There is a great comment by Jyrki Lahtonen here: Why is quaternion algebra 4d and not 3d?

It is not too difficult to show that a 3D-division algebra over the reals cannot exist. If $D$ were such a beast, and $x\in D$, $x \notin \mathbf{R}$, then consider the left regular representation of $D$ by 3x3 real matrices. The matrix $A$ representing multiplication by $x$ from the left cannot be scalar, because $x$ was not one. OTOH the eigenvalue polynomial of $A$ is cubic, and hence has a root $\lambda \in \mathbf{R}$. We have just shown that $x−\lambda$ is not invertible.

This sounds wonderful, but is just outside my understanding. It would be great if it is really possible to see the non-existence of a type of number system just using polynomials and linear algebra.

Can someone please fill in the details (even just link to wiki articles to read up on)? For instance:

1) Are we ruling out possible number systems by assuming there is a matrix representation?

Just by drawing a cubic polynomial, I can see one end must go to $+\infty$ and the other to $-\infty$, so it makes sense that there must always be at least one real root. I don't understand how this is useful though. How do we even know the Reals are a subset of these new numbers? (For instance with 3x3 matrices the the reals would be the 3x3 matrices which are just diagonals with all the same number, but maybe those aren't included in this representation of 3D numbers. After all, not all 2x2 matrices are complex numbers in the 2x2 matrix representation. Maybe for a 3D number system, each component must be "imaginary"?)

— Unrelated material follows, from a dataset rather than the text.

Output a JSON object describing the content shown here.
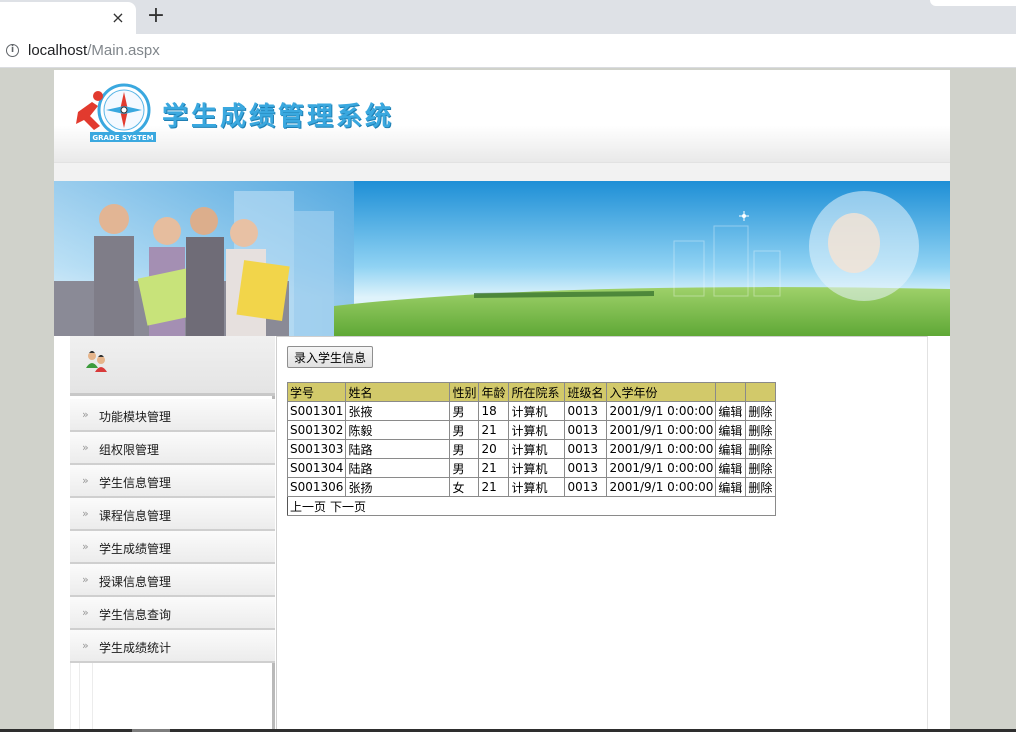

2) How does there being a real root prove there isn't a division algebra? I don't follow the argument there. How did polynomials come in here, and how did this show something wasn't invertible?

To help understand this better, how does this argument fail with the Reals, Complex numbers, or Quaternions? For example with the Reals, we could consider the trivial representation by 1x1 real matrices. These would have a degree one eigenvalue polynomial and therefore also have one real root.

Answer 1

1) no, we don't. If $D$ were a real division algebra of dimension $3$, then there is an underlying structure of a real vector space and left multiplication by $x$ is just a real linear endomorphism. These are known to have this kind of representation (by real 3x3 matrices). If you don't know this you will need to learn some more linear algebra. Moreover, as $D$ is supposed to be free of zero divisors, it must be even an isomorphism.

Adressing your other questions, you need to know that the eigenvalues of a real endomorphism are given by the roots of it's characteristic polynomial, which, for the three dimensional case happens to be a polynomial of degree 3. This is just basic linear algebra, and again, if you did not come to know this by now, you will not be able to understand the reasoning here. This fact 'is useful', to directly address your concern, because it implies (as stated in your citation) that the endomorphism $x-\lambda id$ cannot have full rank. Now going back again to the structure of a division algebra, this element $x-\lambda id$ is now zero divisor, different from $0$. This is just plugging in the defnitions.

In the 2d and 4d case you cannot prove that the characteristic polynomial has (real) a zero, because it will have degree 2 or 4. A shifted parabola,e.g, will have no real zero. In the one d-case it is not possible to find an $x$ which is not a real (not being a real is an assumption for $x$ the proof starts out with).

Note added: it is interesting to note that Sir William Rowan Hamilton, a brillant mathematician, tried for his whole lifetime to find a three dimensional number system (in vain of course, since they cannot exist). If you look at the proof you reproduced here then you might wonder how this is possible. One answer is that a lot of mathematical research and knowledge is coded deeply in the definitions and structures we are using today.